Au bout de la rue elles descendirent les escaliers qui menaient au boulevard où passait le tramway, se dirigeant vers un immeuble, situé près d’un autre jardin que la petite aimait aussi beaucoup, le square Guillemin, car le balcon de tata Georgette donnait sur ce square et on y avait du cinquième étage où elle habitait, une vue plongeante, y compris du marchand d’oublis, ces gaufres délicieuses qu’il sortait d’une sorte de grand tambour.

Mais là n’était pas la destinée, ce matin-là, de la petite fille.
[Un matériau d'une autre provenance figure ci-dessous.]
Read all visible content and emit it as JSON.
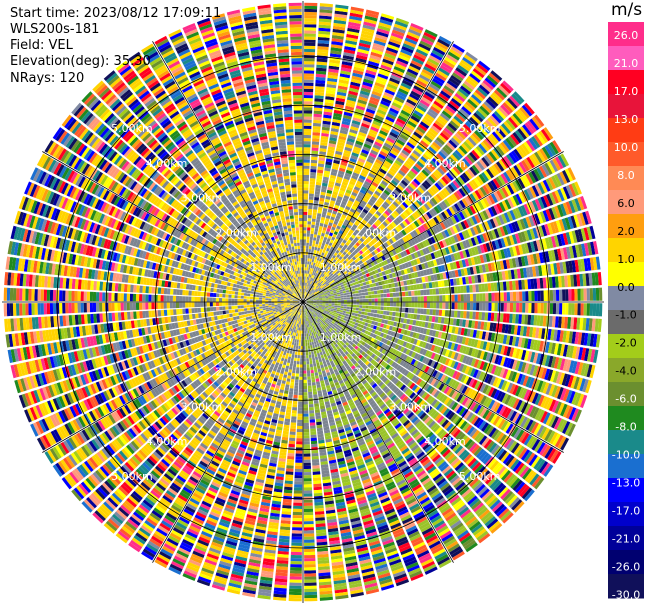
{
  "header": {
    "start_time": "Start time: 2023/08/12 17:09:11",
    "instrument": "WLS200s-181",
    "field": "Field: VEL",
    "elevation": "Elevation(deg): 35.30",
    "nrays": "NRays: 120"
  },
  "colorbar": {
    "units": "m/s",
    "ticks": [
      "26.0",
      "21.0",
      "17.0",
      "13.0",
      "10.0",
      "8.0",
      "6.0",
      "2.0",
      "1.0",
      "0.0",
      "-1.0",
      "-2.0",
      "-4.0",
      "-6.0",
      "-8.0",
      "-10.0",
      "-13.0",
      "-17.0",
      "-21.0",
      "-26.0",
      "-30.0"
    ],
    "colors": [
      "#ff2d8a",
      "#ff5cbd",
      "#ff0022",
      "#e8143a",
      "#ff3c14",
      "#ff5a2a",
      "#ff8a55",
      "#ff9a7a",
      "#ff9e0f",
      "#ffd400",
      "#ffff00",
      "#808aa3",
      "#6b6b6b",
      "#a3cd1a",
      "#8aa82a",
      "#6b8f2f",
      "#1f8a1f",
      "#1a8a8a",
      "#1a6fd0",
      "#0000ff",
      "#0000cc",
      "#000099",
      "#000070",
      "#10105a"
    ]
  },
  "ring_labels": [
    "1.00km",
    "2.00km",
    "3.00km",
    "4.00km",
    "5.00km"
  ],
  "chart_data": {
    "type": "ppi",
    "field": "VEL",
    "units": "m/s",
    "n_rays": 120,
    "elevation_deg": 35.3,
    "range_rings_km": [
      1,
      2,
      3,
      4,
      5
    ],
    "max_range_km": 7.3,
    "color_levels": [
      -30.0,
      -26.0,
      -21.0,
      -17.0,
      -13.0,
      -10.0,
      -8.0,
      -6.0,
      -4.0,
      -2.0,
      -1.0,
      0.0,
      1.0,
      2.0,
      6.0,
      8.0,
      10.0,
      13.0,
      17.0,
      21.0,
      26.0
    ],
    "sectors": [
      {
        "azimuth_from": 0,
        "azimuth_to": 60,
        "near_range_velocity": "1.0 to 2.0",
        "far_range": "noisy"
      },
      {
        "azimuth_from": 60,
        "azimuth_to": 180,
        "near_range_velocity": "-2.0 to -1.0",
        "far_range": "noisy"
      },
      {
        "azimuth_from": 180,
        "azimuth_to": 360,
        "near_range_velocity": "1.0 to 2.0",
        "far_range": "noisy"
      }
    ]
  }
}
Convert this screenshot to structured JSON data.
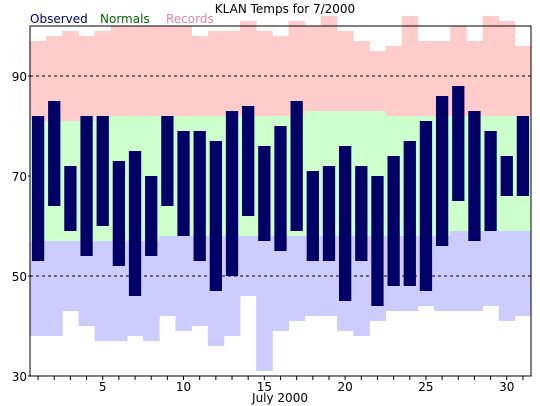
{
  "chart_data": {
    "type": "bar",
    "title": "KLAN Temps for 7/2000",
    "xlabel": "July 2000",
    "ylabel": "",
    "ylim": [
      30,
      100
    ],
    "xlim": [
      0.5,
      31.5
    ],
    "yticks": [
      30,
      50,
      70,
      90
    ],
    "xticks": [
      5,
      10,
      15,
      20,
      25,
      30
    ],
    "gridlines_y": [
      50,
      90
    ],
    "legend": [
      {
        "name": "Observed",
        "color": "#000066"
      },
      {
        "name": "Normals",
        "color": "#006600"
      },
      {
        "name": "Records",
        "color": "#dd88aa"
      }
    ],
    "legend_position": "top-left",
    "colors": {
      "observed": "#000066",
      "normal_high": "#ccffcc",
      "normal_low": "#ccccff",
      "record_band": "#ffcccc",
      "gridline": "#000000"
    },
    "days": [
      1,
      2,
      3,
      4,
      5,
      6,
      7,
      8,
      9,
      10,
      11,
      12,
      13,
      14,
      15,
      16,
      17,
      18,
      19,
      20,
      21,
      22,
      23,
      24,
      25,
      26,
      27,
      28,
      29,
      30,
      31
    ],
    "observed_high": [
      82,
      85,
      72,
      82,
      82,
      73,
      75,
      70,
      82,
      79,
      79,
      77,
      83,
      84,
      76,
      80,
      85,
      71,
      72,
      76,
      72,
      70,
      74,
      77,
      81,
      86,
      88,
      83,
      79,
      74,
      82
    ],
    "observed_low": [
      53,
      64,
      59,
      54,
      60,
      52,
      46,
      54,
      64,
      58,
      53,
      47,
      50,
      62,
      57,
      55,
      59,
      53,
      53,
      45,
      53,
      44,
      48,
      48,
      47,
      56,
      65,
      57,
      59,
      66,
      66
    ],
    "normal_high": [
      81,
      81,
      81,
      81,
      82,
      82,
      82,
      82,
      82,
      82,
      82,
      82,
      82,
      82,
      82,
      82,
      82,
      83,
      83,
      83,
      83,
      83,
      82,
      82,
      82,
      82,
      82,
      82,
      82,
      82,
      82
    ],
    "normal_low": [
      57,
      57,
      57,
      57,
      57,
      57,
      57,
      57,
      58,
      58,
      58,
      58,
      58,
      58,
      58,
      58,
      58,
      58,
      58,
      58,
      58,
      58,
      58,
      58,
      58,
      58,
      59,
      59,
      59,
      59,
      59
    ],
    "record_high": [
      97,
      98,
      99,
      98,
      99,
      100,
      100,
      100,
      100,
      100,
      98,
      99,
      99,
      101,
      99,
      98,
      101,
      100,
      102,
      99,
      97,
      95,
      96,
      102,
      97,
      97,
      100,
      97,
      102,
      101,
      96
    ],
    "record_low": [
      38,
      38,
      43,
      40,
      37,
      37,
      38,
      37,
      42,
      39,
      40,
      36,
      38,
      46,
      31,
      39,
      41,
      42,
      42,
      39,
      38,
      41,
      43,
      43,
      44,
      43,
      43,
      43,
      44,
      41,
      42
    ]
  }
}
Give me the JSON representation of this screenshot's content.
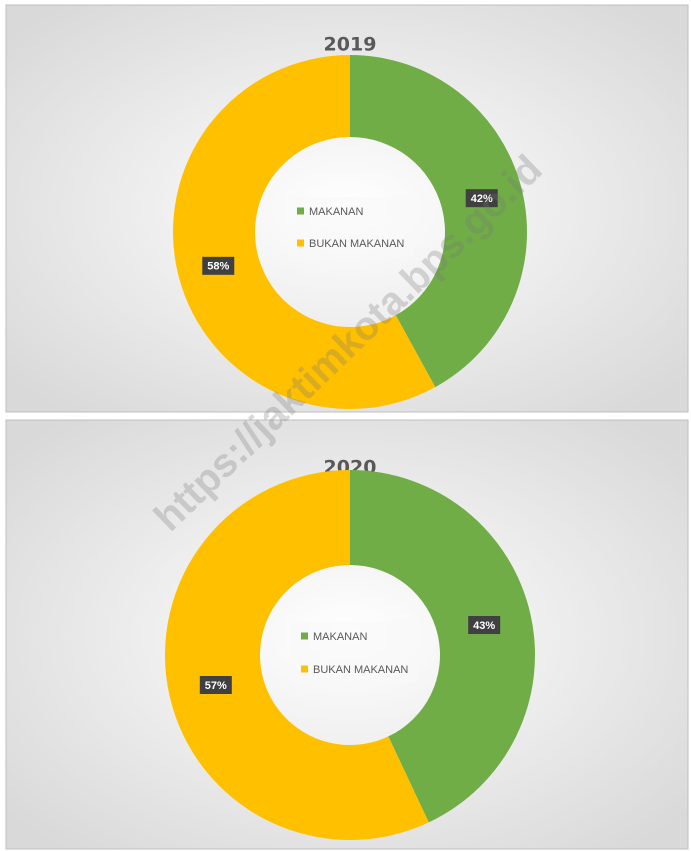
{
  "chart_data": [
    {
      "type": "donut",
      "title": "2019",
      "categories": [
        "MAKANAN",
        "BUKAN MAKANAN"
      ],
      "values": [
        42,
        58
      ],
      "value_labels": [
        "42%",
        "58%"
      ],
      "colors": [
        "#70ad47",
        "#ffc000"
      ]
    },
    {
      "type": "donut",
      "title": "2020",
      "categories": [
        "MAKANAN",
        "BUKAN MAKANAN"
      ],
      "values": [
        43,
        57
      ],
      "value_labels": [
        "43%",
        "57%"
      ],
      "colors": [
        "#70ad47",
        "#ffc000"
      ]
    }
  ],
  "watermark": "https://jaktimkota.bps.go.id"
}
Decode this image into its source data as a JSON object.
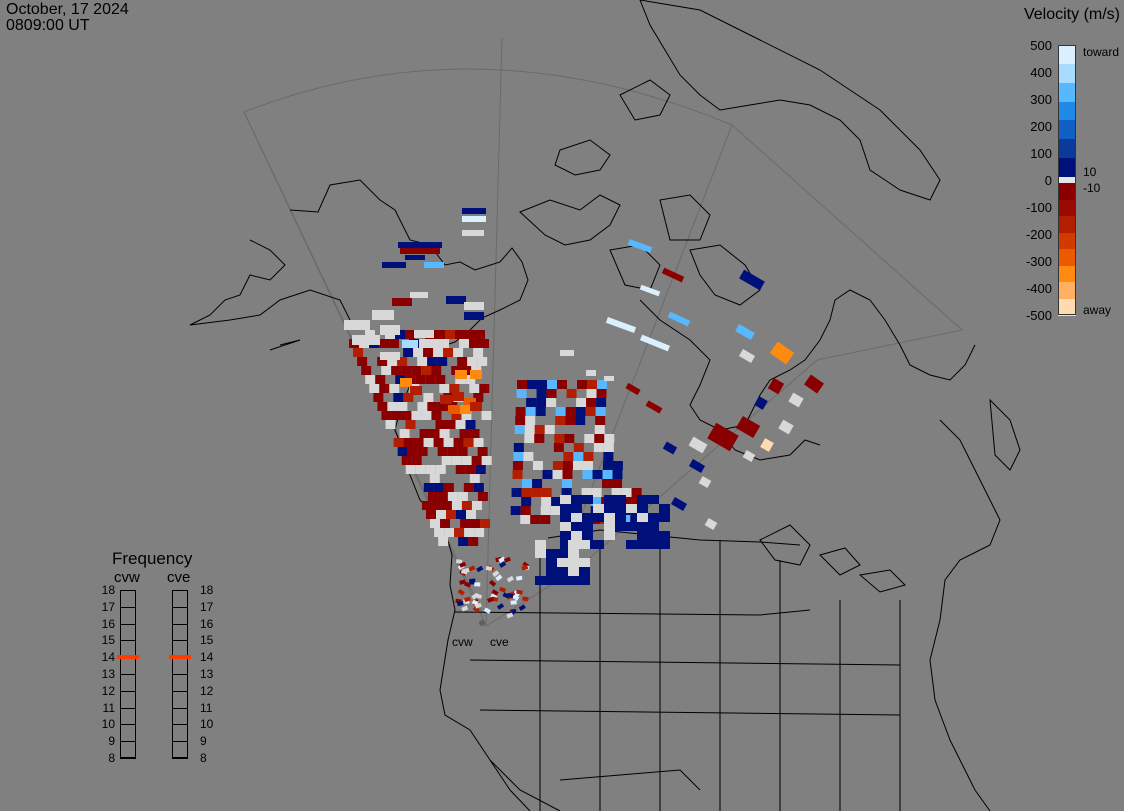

La voilà, sa mère et elle, entrant dans le couloir sombre de l’immeuble en rez-de-chaussée. Un rez-de-chaussée plein d’enfants, or la gamine étant très sauvage, elle n’aimait pas les enfants, surtout de son âge. Et voilà que l’un d’eux, un petit garçon aux cheveux roux, se met à sangloter, en appelant sa maman dont il ne veut pas lâcher la main, et là, instantanément, elle comprend que sa mère, elle aussi, compte l’abandonner à la femme aux cheveux gris qui fait entrer les enfants un par un, dans cet appartement du rez-de-chaussée dont elle ne voit rien, trop petite à trois ans et demi pour voir au-delà des corps d’enfants qui sont devant elle. Et voilà que le chignon gris commence à appeler des noms, l’entrée de l’immeuble se vidant peu à peu, jusqu’au moment où on appelle son nom et où maman lui lâche la main et le pousse vers le chignon. La gamine ne veut rien entendre, elle a peur. Où sont tata Georgette et mémé Lala ? Elle hurle, car sa mère s’enfuit l’abandonnant là, au milieu d’étrangers. Elle hurle. Alors le chignon la soulève et la retournant lui donne une bonne fessée, tout en lui disant « maintenant tu sais pourquoi tu pleures. »

Je m’en souviens comme si c’était hier, l’humiliation, tout le monde a vu ma culotte Petit Bateau. Quelle honte. Et quelle colère. Pourquoi l’avoir bernée ainsi ?

Et comment et par quel destin, après un tel début scolaire ai-je pu me retrouver professeur ? Ou bien c’est ainsi que j’ai appris à retourner les situations difficiles à mon avantage. Mais, de toute ma vie le souvenir de cette entrée en classe ne m’a jamais quittée.